Thea Tlsty, PhD, winner of the "Grand Challenge" competition, will receive $26 million to lead her international team to uncover how chronic inflammation causes cancer.
“The Grand Challenge is designed to address really big, intractable questions in cancer. The idea is not to make small, incremental steps, but to make a huge leap forward.”
Thea Tlsty, PhD
UC San Francisco Professor Thea Tlsty, PhD, is a winner of the “Grand Challenge” competition sponsored by Cancer Research UK (CRUK), an ambitious international funding initiative that aims to answer some of the biggest open questions in cancer. Tlsty’s international team will receive £20 Million (US $26 million) to uncover how chronic inflammation causes cancer.

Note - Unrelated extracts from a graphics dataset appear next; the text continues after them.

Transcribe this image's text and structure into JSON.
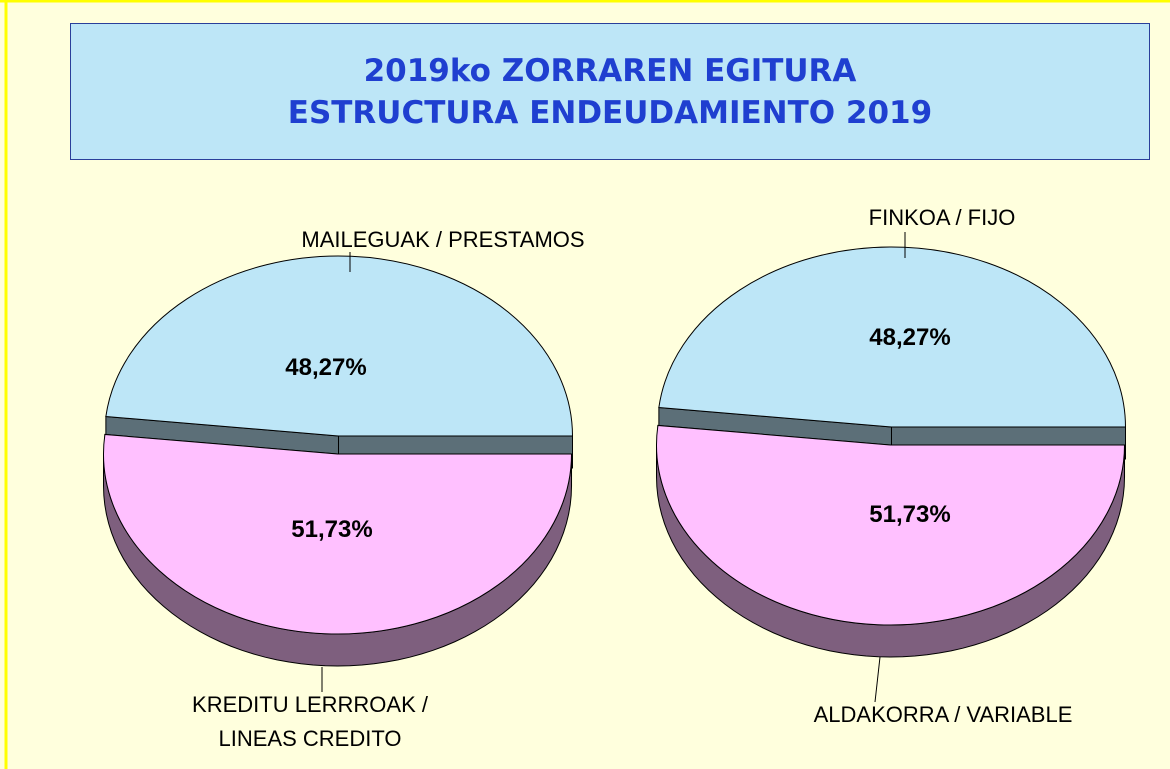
{
  "header": {
    "title": [
      "2019ko ZORRAREN EGITURA",
      "ESTRUCTURA ENDEUDAMIENTO 2019"
    ]
  },
  "chart_data": [
    {
      "type": "pie",
      "categories": [
        "MAILEGUAK / PRESTAMOS",
        "KREDITU LERRROAK / LINEAS CREDITO"
      ],
      "values": [
        48.27,
        51.73
      ],
      "value_labels": [
        "48,27%",
        "51,73%"
      ],
      "colors": [
        "#bde6f7",
        "#ffc0ff"
      ],
      "side_colors": [
        "#5c6f78",
        "#7e5f7e"
      ]
    },
    {
      "type": "pie",
      "categories": [
        "FINKOA / FIJO",
        "ALDAKORRA / VARIABLE"
      ],
      "values": [
        48.27,
        51.73
      ],
      "value_labels": [
        "48,27%",
        "51,73%"
      ],
      "colors": [
        "#bde6f7",
        "#ffc0ff"
      ],
      "side_colors": [
        "#5c6f78",
        "#7e5f7e"
      ]
    }
  ]
}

“The Grand Challenge is designed to address really big, intractable questions in cancer,” said Tlsty, Professor of Pathology and former director of the Program in Cell Cycling and Signaling at the UCSF Helen Diller Family Comprehensive Cancer Center. “The idea is not to make small, incremental steps, but to make a huge leap forward”
CRUK launched the Grand Challenge in 2015 to bring together scientists from around the world and from different disciplines to find solutions to cancer’s toughest challenges. Phase 1 of the program ended in 2017, with four winning teams selected from a pool of 57 applicants. Phase 2 proved even more competitive, with three winning teams selected from 134 entries.

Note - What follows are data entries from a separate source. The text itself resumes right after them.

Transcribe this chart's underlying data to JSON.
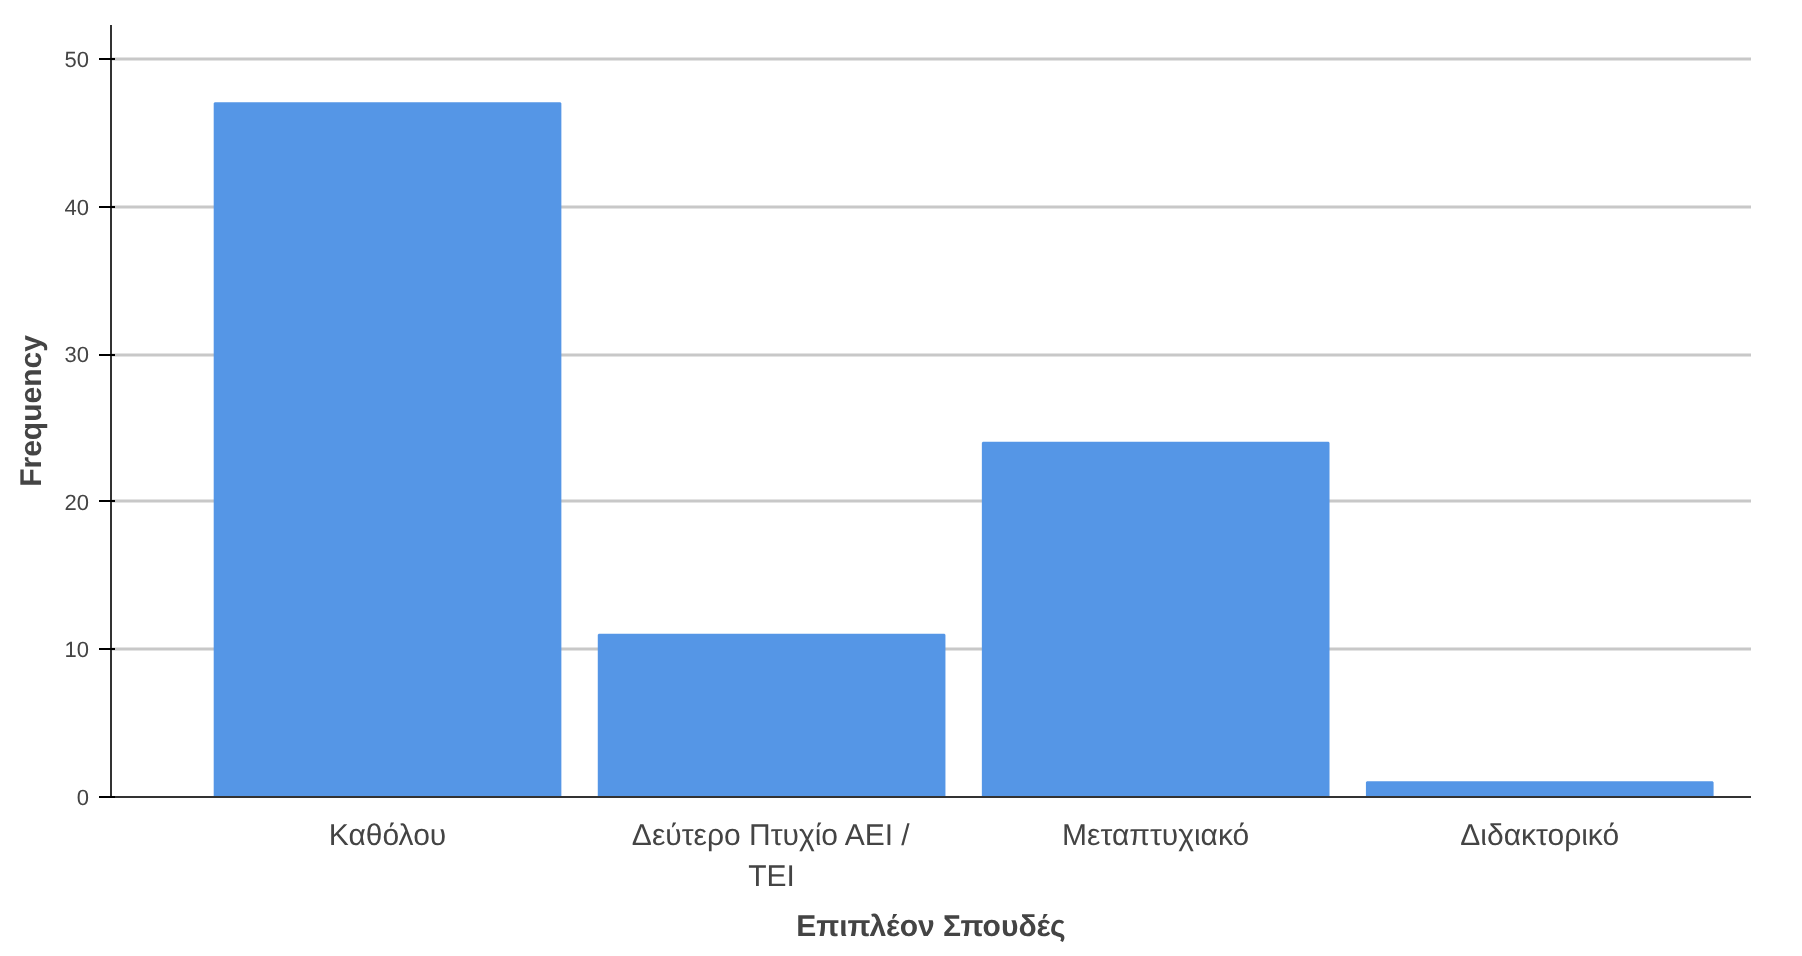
{
  "chart_data": {
    "type": "bar",
    "xlabel": "Επιπλέον Σπουδές",
    "ylabel": "Frequency",
    "categories": [
      "Καθόλου",
      "Δεύτερο Πτυχίο ΑΕΙ / ΤΕΙ",
      "Μεταπτυχιακό",
      "Διδακτορικό"
    ],
    "values": [
      47,
      11,
      24,
      1
    ],
    "color": "#5596e6",
    "ylim": [
      0,
      52.3
    ],
    "yticks": [
      0,
      10,
      20,
      30,
      40,
      50
    ],
    "grid": "y"
  }
}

“I’m not aware of any funding opportunities anywhere in the world that can begin to integrate this many international cancer experts on projects of such clear importance,” said Edward Harlow, PhD, member of the Grand Challenge Advisory Panel and the Virginia and D.K. Ludwig Professor of Cancer Research and Teaching at Harvard Medical School. “These teams have been brought together to tackle many of the biggest challenges we currently face in cancer research. We can see from the progress already achieved how powerful it is to support collaborations of this scale.”
Chronic Inflammation Drives a Quarter of All Cancers
Tlsty will lead a team that includes scientists, clinicians and patient advocates from the U.S., Canada, Israel and the U.K. Their efforts will focus on understanding how chronic inflammation drives some of the most aggressive forms of cancer.